If Diggs continues to shine as a ballhawk and lockdown defender, the young Cowboys corner will see more accolades head his way.
JOE BURROW: The swagger is back in Cincy!
If it's true that most players make the biggest developmental leap in Year 2, the AFC is on notice: Joe Burrow is an elite quarterback in the making, and the Bengals are building an offensive juggernaut around No. 9's talents.
While I may be a prisoner of the moment after watching Burrow shred the Jaguars in a 24-21 comeback win on Thursday Night Football, the second-year pro checks all of the boxes as a franchise player. From his point guard-like skills as a distributor to his football IQ, confidence and leadership abilities, Burrow oozes "QB1" traits on the field.
Moreover, he plays with a championship swagger that is infectious and inspiring to his teammates. Burrow is a thermostat leader with the capacity to change the temperature in the room with his energy and toughness.
Against the Jaguars, Burrow put on a show that reminded me why he was the No. 1 overall pick in the 2020 NFL Draft. He completed 25 of 32 passes for 348 yards and two touchdowns. The scintillating performance featured Burrow turning his game up a notch in the second half (253 pass yards and two touchdowns) to help the Bengals overcome a 14-point deficit.
Reviewing the game tape, Burrow won the cat-and-mouse game against Jaguars defensive coordinator Joe Cullen with his command of the offense, particularly in the Bengals' empty formation package. Burrow utilized a version of the empty set that featured the running back and tight ends aligned on the outside of the Bengals' three receivers on opposite sides of the formation. The tactic enabled the young quarterback to quickly identify the coverage (if linebackers are aligned on the outside of the formation against the running back and tight end, it signals man coverage; if cornerbacks are positioned on the outside, the defense is in a zone-based coverage) and exploit the defense's choice.
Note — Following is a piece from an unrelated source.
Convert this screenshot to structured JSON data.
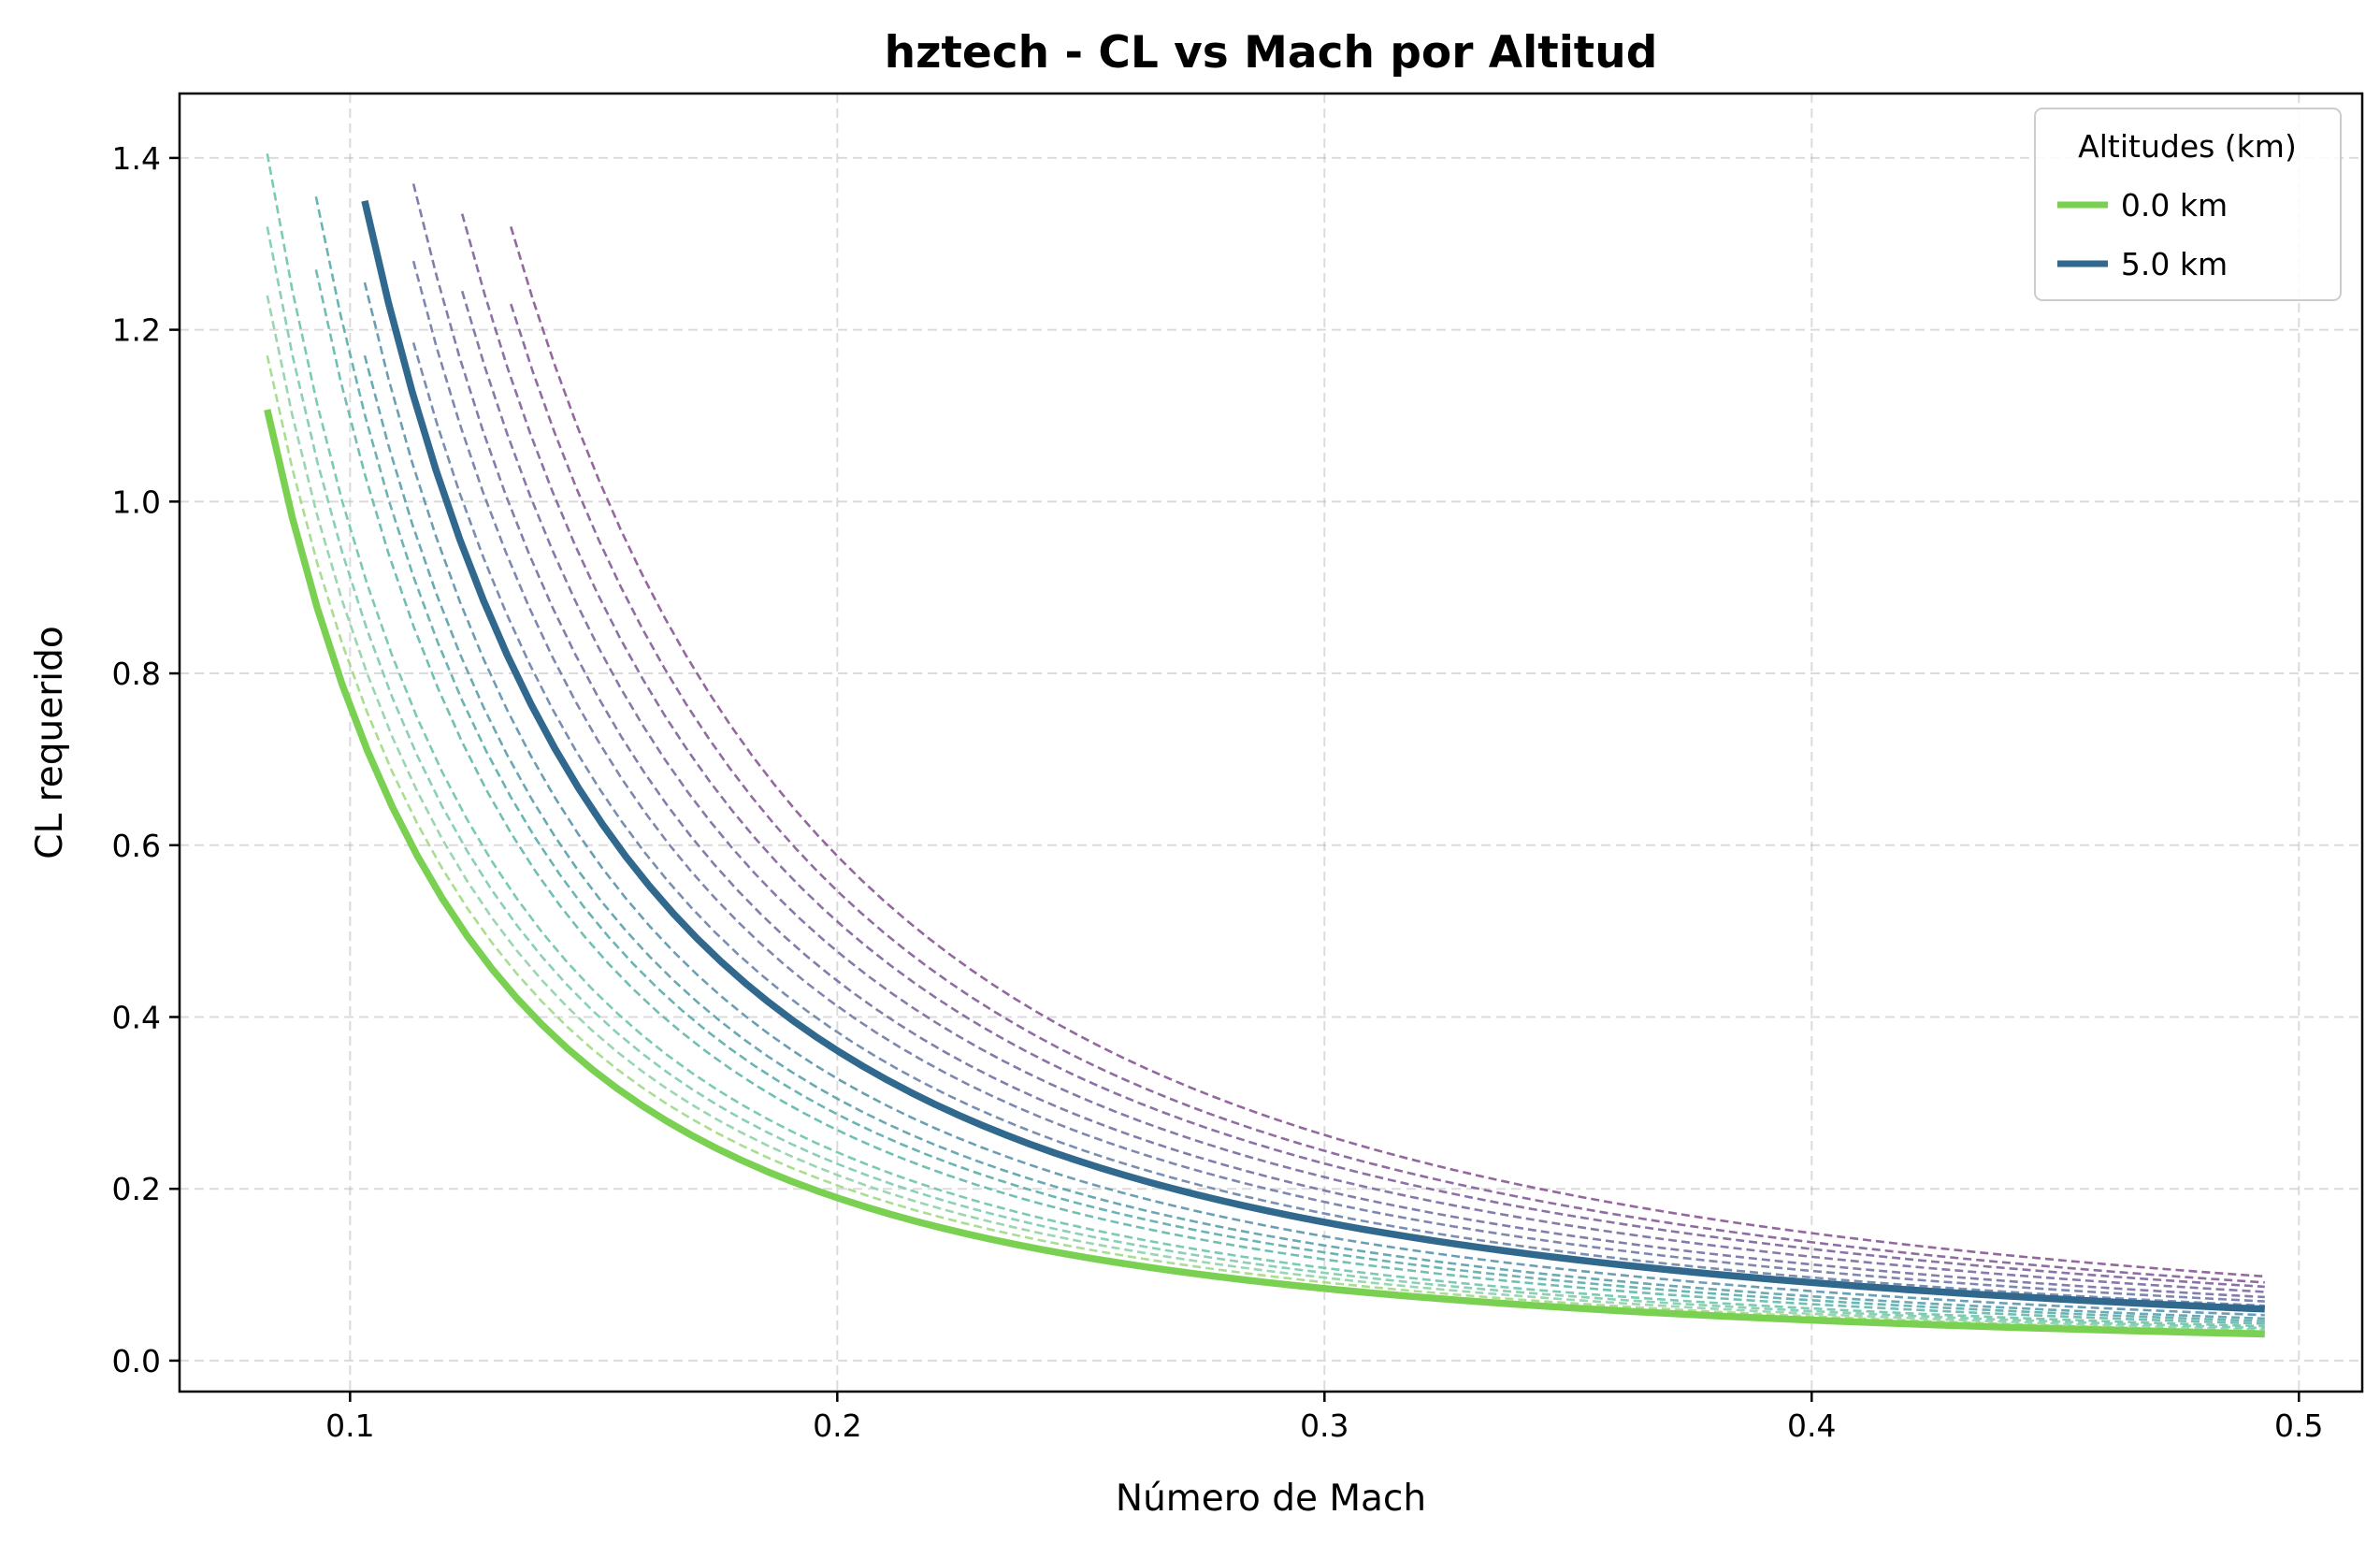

Burrow patiently picked apart Jacksonville's defense with a barrage of short throws that kept the Bengals' offense on schedule and frustrated a D that could not get a critical stop. Against man coverage, the ultra-confident playmaker took his shots downfield to Ja'Marr Chase and others to take advantage of favorable matchups on the outside.
Seeing Burrow direct the Bengals' offense like a symphony conductor, I felt like I was watching him guide LSU's offense during his Heisman Trophy-winning, national championship campaign. The second-year pro was unstoppable and unflappable back then, and he is beginning to regain his superpowers with the Bengals after a season-ending knee injury spoiled his rookie season.
Considering the chronic cellar-dwellers are sitting at 3-1 with Burrow finding his game and rediscovering his swagger, the rest of the AFC should pay close attention to the Bengals' emerging star under center.